If the policy-decision makers in the Office of Antiquities and Monuments can come up with this brilliant idea, what hope can I still hold out for the preservation of Hong Kong’s past and history? Their ideas echo those of the government who said that it will recruit a consultancy firm (yes, when there is problem, the Hong Kong government always has one way to deal with it – pay a huge sum of money to recruit a consultancy firm to conduct research) and see how the look of the old pier can be incorporated into the new pier. And may I mind you that the government said this when it was faced with mounting pressures to stop demolition, so you can regard this as kind of concession from the government.

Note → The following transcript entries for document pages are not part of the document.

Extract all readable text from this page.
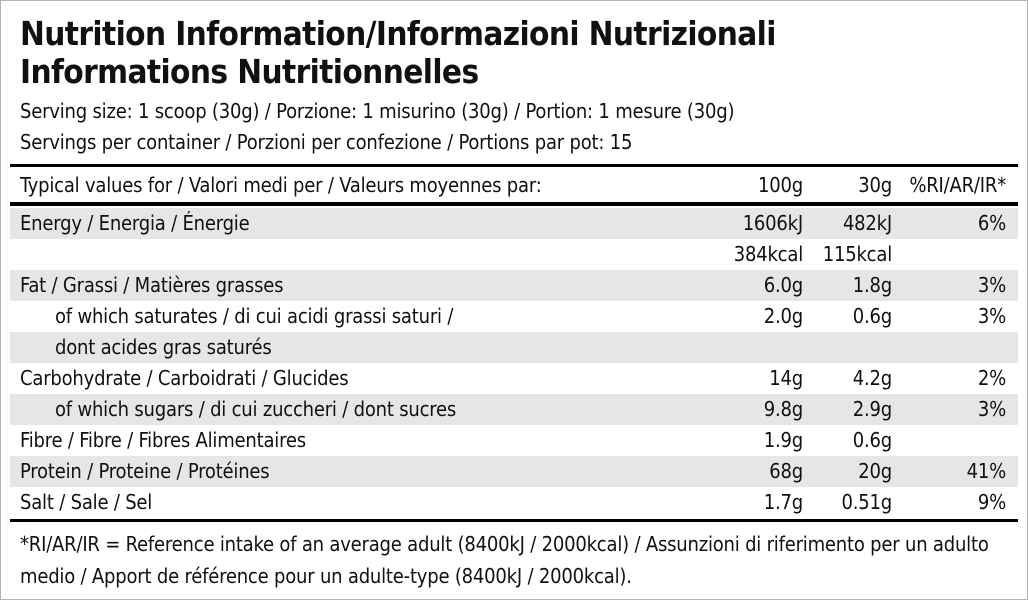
Nutrition Information/Informazioni Nutrizionali
Informations Nutritionnelles
Serving size: 1 scoop (30g) / Porzione: 1 misurino (30g) / Portion: 1 mesure (30g)
Servings per container / Porzioni per confezione / Portions par pot: 15
Typical values for / Valori medi per / Valeurs moyennes par:	100g	30g %RI/AR/IR*
Energy / Energia / Énergie	1606kJ 482kJ	6%
384kcal 115kcal
Fat / Grassi / Matières grasses	6.0g 1.8g	3%
of which saturates / di cui acidi grassi saturi /	2.0g 0.6g	3%
dont acides gras saturés
Carbohydrate / Carboidrati / Glucides	14g 4.2g	2%
of which sugars / di cui zuccheri / dont sucres	9.8g 2.9g	3%
Fibre / Fibre / Fibres Alimentaires	1.9g 0.6g
Protein / Proteine / Protéines	68g	20g	41%
Salt / Sale / Sel	1.7g 0.51g	9%
*RI/AR/IR = Reference intake of an average adult (8400kJ / 2000kcal) / Assunzioni di riferimento per un adulto
medio / Apport de référence pour un adulte-type (8400kJ / 2000kcal).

I reckon that it is not difficult to come to grasps with the idea that when a monument or historic spot be demolished or removed, it is doomed, completely. The replica of it at somewhere else, or in a museum, is a sign of history, but not history itself, because it is no longer part of people’s life, their collective memory and history. The replica will attract tourists, but not the people living in this territory.
The idea is easy to grasp, but it seems that those decision makers fail to see it.